Anarchist's Progress
I often excerpt Albert Jay Nock, especially his wonderful work, Our Enemy, the State. See, for example, the discussion in "The State and Full Spectrum Dominance."
To brighten your week, here are three brief passages from Nock's essay, "Anarchist's Progress," which you will find in On Doing the Right Thing.
To brighten your week, here are three brief passages from Nock's essay, "Anarchist's Progress," which you will find in On Doing the Right Thing.

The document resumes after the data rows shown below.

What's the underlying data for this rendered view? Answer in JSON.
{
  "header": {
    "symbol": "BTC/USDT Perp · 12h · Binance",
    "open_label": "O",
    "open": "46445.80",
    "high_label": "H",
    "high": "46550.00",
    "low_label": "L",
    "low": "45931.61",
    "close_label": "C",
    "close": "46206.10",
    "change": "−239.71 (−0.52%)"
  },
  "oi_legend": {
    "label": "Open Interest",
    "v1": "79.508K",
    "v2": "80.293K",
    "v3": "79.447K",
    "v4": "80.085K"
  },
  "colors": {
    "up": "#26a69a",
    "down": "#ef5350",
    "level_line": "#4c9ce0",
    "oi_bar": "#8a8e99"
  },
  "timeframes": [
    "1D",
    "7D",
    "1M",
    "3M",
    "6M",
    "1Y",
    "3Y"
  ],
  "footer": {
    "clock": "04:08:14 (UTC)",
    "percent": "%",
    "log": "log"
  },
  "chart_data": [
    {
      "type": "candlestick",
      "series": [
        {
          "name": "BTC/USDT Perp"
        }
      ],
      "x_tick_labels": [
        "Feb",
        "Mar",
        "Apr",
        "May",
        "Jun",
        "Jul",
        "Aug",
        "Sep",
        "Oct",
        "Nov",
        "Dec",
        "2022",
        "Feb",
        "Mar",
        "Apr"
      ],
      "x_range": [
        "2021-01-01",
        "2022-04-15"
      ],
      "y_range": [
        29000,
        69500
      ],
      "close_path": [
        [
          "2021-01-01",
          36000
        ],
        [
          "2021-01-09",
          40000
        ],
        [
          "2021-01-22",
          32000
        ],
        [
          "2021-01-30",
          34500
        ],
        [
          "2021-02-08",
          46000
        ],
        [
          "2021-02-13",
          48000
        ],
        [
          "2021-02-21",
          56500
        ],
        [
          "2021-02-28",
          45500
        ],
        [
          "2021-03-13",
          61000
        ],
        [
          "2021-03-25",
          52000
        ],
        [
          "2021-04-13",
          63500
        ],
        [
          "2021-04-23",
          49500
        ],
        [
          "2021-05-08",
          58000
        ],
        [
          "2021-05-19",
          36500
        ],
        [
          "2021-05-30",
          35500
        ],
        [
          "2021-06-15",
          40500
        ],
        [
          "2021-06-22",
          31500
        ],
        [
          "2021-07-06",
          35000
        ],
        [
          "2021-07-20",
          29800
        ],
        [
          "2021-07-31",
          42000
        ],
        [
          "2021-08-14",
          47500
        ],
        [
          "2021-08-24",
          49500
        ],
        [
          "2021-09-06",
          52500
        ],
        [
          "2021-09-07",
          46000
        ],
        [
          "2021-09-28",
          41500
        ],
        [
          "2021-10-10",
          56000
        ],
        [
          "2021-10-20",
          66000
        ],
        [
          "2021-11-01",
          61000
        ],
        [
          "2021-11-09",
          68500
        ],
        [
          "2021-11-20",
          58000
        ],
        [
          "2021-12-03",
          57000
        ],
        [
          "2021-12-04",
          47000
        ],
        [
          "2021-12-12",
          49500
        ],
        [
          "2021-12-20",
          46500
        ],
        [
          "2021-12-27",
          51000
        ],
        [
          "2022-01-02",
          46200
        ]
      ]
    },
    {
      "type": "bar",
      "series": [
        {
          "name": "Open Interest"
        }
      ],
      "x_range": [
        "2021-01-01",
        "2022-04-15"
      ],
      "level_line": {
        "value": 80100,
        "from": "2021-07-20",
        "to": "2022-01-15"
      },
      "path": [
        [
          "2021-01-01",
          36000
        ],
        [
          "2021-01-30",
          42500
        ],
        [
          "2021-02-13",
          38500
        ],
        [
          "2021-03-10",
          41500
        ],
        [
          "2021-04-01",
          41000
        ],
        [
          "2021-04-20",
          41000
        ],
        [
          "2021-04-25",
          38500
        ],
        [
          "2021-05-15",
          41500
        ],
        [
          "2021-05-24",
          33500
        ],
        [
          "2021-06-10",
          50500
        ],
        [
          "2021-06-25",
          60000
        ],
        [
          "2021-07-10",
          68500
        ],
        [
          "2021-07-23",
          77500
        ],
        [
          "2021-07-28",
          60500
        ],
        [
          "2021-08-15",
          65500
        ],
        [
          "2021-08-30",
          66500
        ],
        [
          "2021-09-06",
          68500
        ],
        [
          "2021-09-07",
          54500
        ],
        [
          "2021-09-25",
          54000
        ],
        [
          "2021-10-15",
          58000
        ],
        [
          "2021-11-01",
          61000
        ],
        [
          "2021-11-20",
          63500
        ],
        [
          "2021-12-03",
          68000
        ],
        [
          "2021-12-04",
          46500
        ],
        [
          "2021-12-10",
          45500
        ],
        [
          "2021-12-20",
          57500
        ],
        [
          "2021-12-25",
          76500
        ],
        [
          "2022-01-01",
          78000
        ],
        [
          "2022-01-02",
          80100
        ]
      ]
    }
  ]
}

Once, I remember, I ran across the case of a boy who had been sentenced to prison, a poor, scared little brat, who had intended something no worse than mischief, and it turned out to be a crime. The judge said he disliked to sentence the lad; it seemed the wrong thing to do; but the law left him no option. I was struck by this. The judge, then, was doing something as an official that he would not dream of doing as a man; and he could do it without any sense of responsibility, or discomfort, simply because he was acting as an official and not as a man. On this principle of action, it seemed to me that one could commit almost any kind of crime without getting into trouble with one’s conscience. Clearly, a great crime had been committed against this boy; yet nobody who had had a hand in it—the judge, the jury, the prosecutor, the complaining witness, the policemen and jailers—felt any responsibility about it, because they were not acting as men, but as officials. Clearly, too, the public did not regard them as criminals, but rather as upright and conscientious men.
The idea came to me then, vaguely but unmistakably, that if the primary intention of government was not to abolish crime but merely to monopolize crime, no better device could be found for doing it than the inculcation of precisely this frame of mind in the officials and in the public; for the effect of this was to exempt both from any allegiance to those sanctions of humanity or decency which anyone of either class, acting as an individual, would have felt himself bound to respect—nay, would have wished to respect.
At this time I was a good deal in Europe. I was in England and Germany during the Tangier incident, studying the circumstances and conditions that led up to the late war. My facilities for this were exceptional, and I used them diligently. Here I saw the State behaving just as I had seen it behave at home. Moreover, remembering the political theories of the eighteenth century, and the expectations put upon them, I was struck with the fact that the republican, constitutional-monarchical and autocratic States behaved exactly alike. This has never been sufficiently remarked. There was no practical distinction to be drawn among England, France, Germany, and Russia; in all these countries the State acted with unvarying consistency and unfailing regularity against the interests of the immense, the overwhelming majority of its people.
So flagrant and flagitious, indeed, was the action of the State in all these countries, that its administrative officials, especially its diplomats, would immediately, in any other sphere of action, be put down as a professional-criminal class; just as would the corresponding officials in my own country, as I had already remarked. It is a noteworthy fact, indeed, concerning all that has happened since then, that if in any given circumstances one went on the assumption that they were a professional-criminal class, one could predict with accuracy what they would do and what would happen; while on any other assumption one could predict almost nothing. The accuracy of my own predictions during the war and throughout the Peace Conference was due to nothing but their being based on this assumption.
The State did not originate in any form of social agreement, or with any disinterested view of promoting order and justice. Far otherwise. The State originated in conquest and confiscation, as a device for maintaining the stratification of society permanently into two classes—an owning and exploiting class, relatively small, and a propertyless dependent class. Such measures of order and justice as it established were incidental and ancillary to this purpose; it was not interested in any that did not serve this purpose; and it resisted the establishment of any that were contrary to it. No State known to history originated in any other manner, or for any other purpose than to enable the continuous economic exploitation of one class by another.